Um magistrado do Tribunal Regional do Trabalho da 1ª Região (TRT-1), no Rio de Janeiro, esqueceu um prompt de inteligência artificial (IA) em um acórdão da 6ª Turma. Convocado para julgar processos de segundo grau, o juiz Maurício Madeu deixou escapar o texto “segue minuta de fundamentação elaborada no padrão solicitado, em estilo Maurício, analisando especificamente o conteúdo do laudo pericial e dos esclarecimentos apresentados pela perita” no acórdão publicado em 27 de fevereiro.
O processo em questão é sobre um pedido de indenização por doença ocupacional feito por um coletor de lixo.
Em resposta a reportagem, Maurício afirmou que, desde o ano passado, atua como convocado e, por isso, não conta com a estrutura tradicional de um gabinete permanente; e, destacou que lida com uma carga significativa de processos.
De acordo com o juiz, para organizar a rotina de trabalho, ele utiliza ferramentas institucionais apenas como suporte.
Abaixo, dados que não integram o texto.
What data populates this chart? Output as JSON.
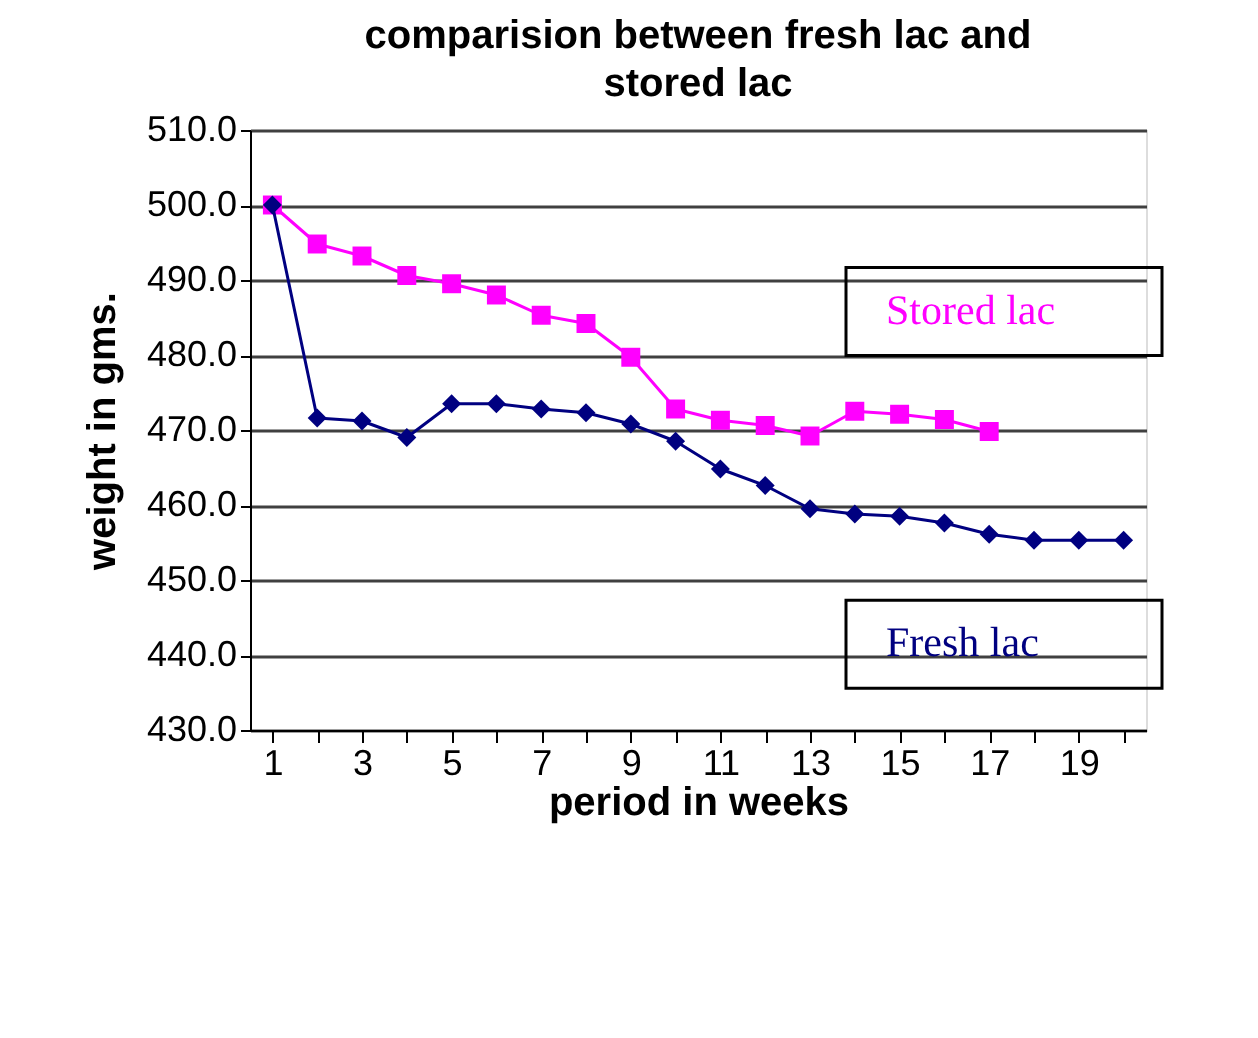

São: “ferramentas oficiais, uso estritamente como instrumento auxiliar, voltado à organização de ideias, à redação e ao aprimoramento das minutas de voto, sem qualquer delegação da atividade decisória, que permanece integralmente sob sua responsabilidade”.
O magistrado afirmou também que o uso das ferramentas ainda é recente e que o prompt no voto é um erro de revisão que “não interfere no conteúdo decisório, que se apresenta devidamente fundamentado, coerente e em conformidade com as exigências legais e jurisprudenciais aplicáveis”. Em nota, afirmou que o episódio não afeta a validade do julgamento, tratando-se de um erro formal isolado, passível de correção, assim como outros equívocos materiais.
A utilização de inteligência artificial generativa no Judiciário é regulamentada pela Resolução nº 615/2025 do Conselho Nacional de Justiça (CNJ), que revisou normas anteriores editadas em 2020.
Nos últimos anos, o uso dessas tecnologias avançou rapidamente. Um levantamento da Fundação Getulio Vargas (FGV), divulgado em outubro de 2025, aponta que mais de 60% dos tribunais brasileiros já adotam algum tipo de IA.
Ainda que haja a permissão, o CNJ orienta que sistemas de IA não sejam utilizados para pesquisa de jurisprudência nem como base direta para fundamentação de decisões. A norma estabelece que qualquer conteúdo gerado deve passar por análise e validação de uma autoridade competente, garantindo supervisão humana.
A Presidência do TRT1 informou que não se manifestará sobre o caso, por se tratar de matéria ligada à atuação jurisdicional do juiz. O processo está registrado sob o número 0101045-58.2023.5.01.0561.